= List of ambassadors of France to Barbados =

The diplomatic representation of the France to Barbados is located at the French Embassy in Castries, the capital of Saint Lucia, and its ambassador has been Francis Étienne since 2022.
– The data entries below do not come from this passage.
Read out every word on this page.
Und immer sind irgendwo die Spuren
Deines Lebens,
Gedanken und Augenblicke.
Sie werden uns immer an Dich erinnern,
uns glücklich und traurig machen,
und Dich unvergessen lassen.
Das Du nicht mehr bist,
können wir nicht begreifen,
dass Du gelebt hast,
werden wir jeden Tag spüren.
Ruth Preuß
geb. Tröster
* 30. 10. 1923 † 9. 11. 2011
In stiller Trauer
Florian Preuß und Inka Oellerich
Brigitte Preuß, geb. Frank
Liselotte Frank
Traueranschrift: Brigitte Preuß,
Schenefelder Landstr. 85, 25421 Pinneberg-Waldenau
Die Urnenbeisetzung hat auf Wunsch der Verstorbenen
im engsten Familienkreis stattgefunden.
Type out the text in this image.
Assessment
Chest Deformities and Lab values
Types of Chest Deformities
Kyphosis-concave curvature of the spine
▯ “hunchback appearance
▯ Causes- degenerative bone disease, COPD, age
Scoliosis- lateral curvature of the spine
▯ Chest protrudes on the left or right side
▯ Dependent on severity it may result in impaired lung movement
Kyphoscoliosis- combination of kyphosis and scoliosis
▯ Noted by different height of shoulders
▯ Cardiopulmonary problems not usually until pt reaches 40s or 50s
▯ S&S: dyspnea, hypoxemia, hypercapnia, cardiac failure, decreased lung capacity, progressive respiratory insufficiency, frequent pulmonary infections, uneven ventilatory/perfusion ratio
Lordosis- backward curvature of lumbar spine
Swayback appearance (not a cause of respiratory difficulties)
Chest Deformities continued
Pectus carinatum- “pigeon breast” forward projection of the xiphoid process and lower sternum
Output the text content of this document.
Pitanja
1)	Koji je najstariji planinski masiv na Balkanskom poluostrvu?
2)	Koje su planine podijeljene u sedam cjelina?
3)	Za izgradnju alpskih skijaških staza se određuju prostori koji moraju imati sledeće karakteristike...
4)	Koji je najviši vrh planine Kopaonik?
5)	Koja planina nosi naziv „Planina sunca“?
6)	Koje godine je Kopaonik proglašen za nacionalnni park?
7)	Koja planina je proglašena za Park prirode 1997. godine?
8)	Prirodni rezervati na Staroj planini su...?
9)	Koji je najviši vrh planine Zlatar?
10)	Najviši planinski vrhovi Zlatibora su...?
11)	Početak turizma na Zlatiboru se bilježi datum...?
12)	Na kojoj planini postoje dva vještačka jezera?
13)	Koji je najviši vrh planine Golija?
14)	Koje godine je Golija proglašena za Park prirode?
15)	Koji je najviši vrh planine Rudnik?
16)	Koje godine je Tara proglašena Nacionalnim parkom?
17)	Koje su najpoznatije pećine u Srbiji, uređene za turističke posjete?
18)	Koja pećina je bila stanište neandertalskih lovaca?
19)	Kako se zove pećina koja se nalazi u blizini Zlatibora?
== French ambassadors to Barbados ==

| From | To | Ambassadoe | Residence |
|---|---|---|---|
| 1968 | 1975 | Paul Le Mintier de Léhélec | Port of Spain |
| 1975 | 1979 | Henri Chollet | Port of Spain |
| 1979 | 1983 | René de Choiseul-Praslin | Port of Spain |
| 1983 | 1984 | Françoise Claude-Lafontaine | Port of Spain |
| 1984 | 1987 | Jean Le Cannelier | Port of Spain |
| 1987 | 1991 | Jane Debenest | Port of Spain |
| 1991 | 1995 | Denis Nardin | Port of Spain |
| 1995 | 1999 | Pierre Ariola | Port of Spain |
| 1999 | 2004 | Olivier Pelen | Port of Spain |
| 2004 | 2008 | Charley Causeret | Port of Spain |
| 2008 | 2012 | Michel Trinquier | Port of Spain |
| 2012 | 2015 | Jacques Sturm | Port of Spain |
| 2015 | 2016 | Éric de la Moussaye | Castries |
| 2016 | 2020 | Philippe Ardanaz | Castries |
| 2020 | 2022 | Jacques-Henry Heuls | Castries |
| 2022 |  | Francis Étienne | Castries |

== Consulates ==
There is an Honorary Consul in Bridgetown, the capital of Barbados. Since 2011, it has been Captain Don G. Chee-A-Tow, a former airline pilot with the airline LIAT.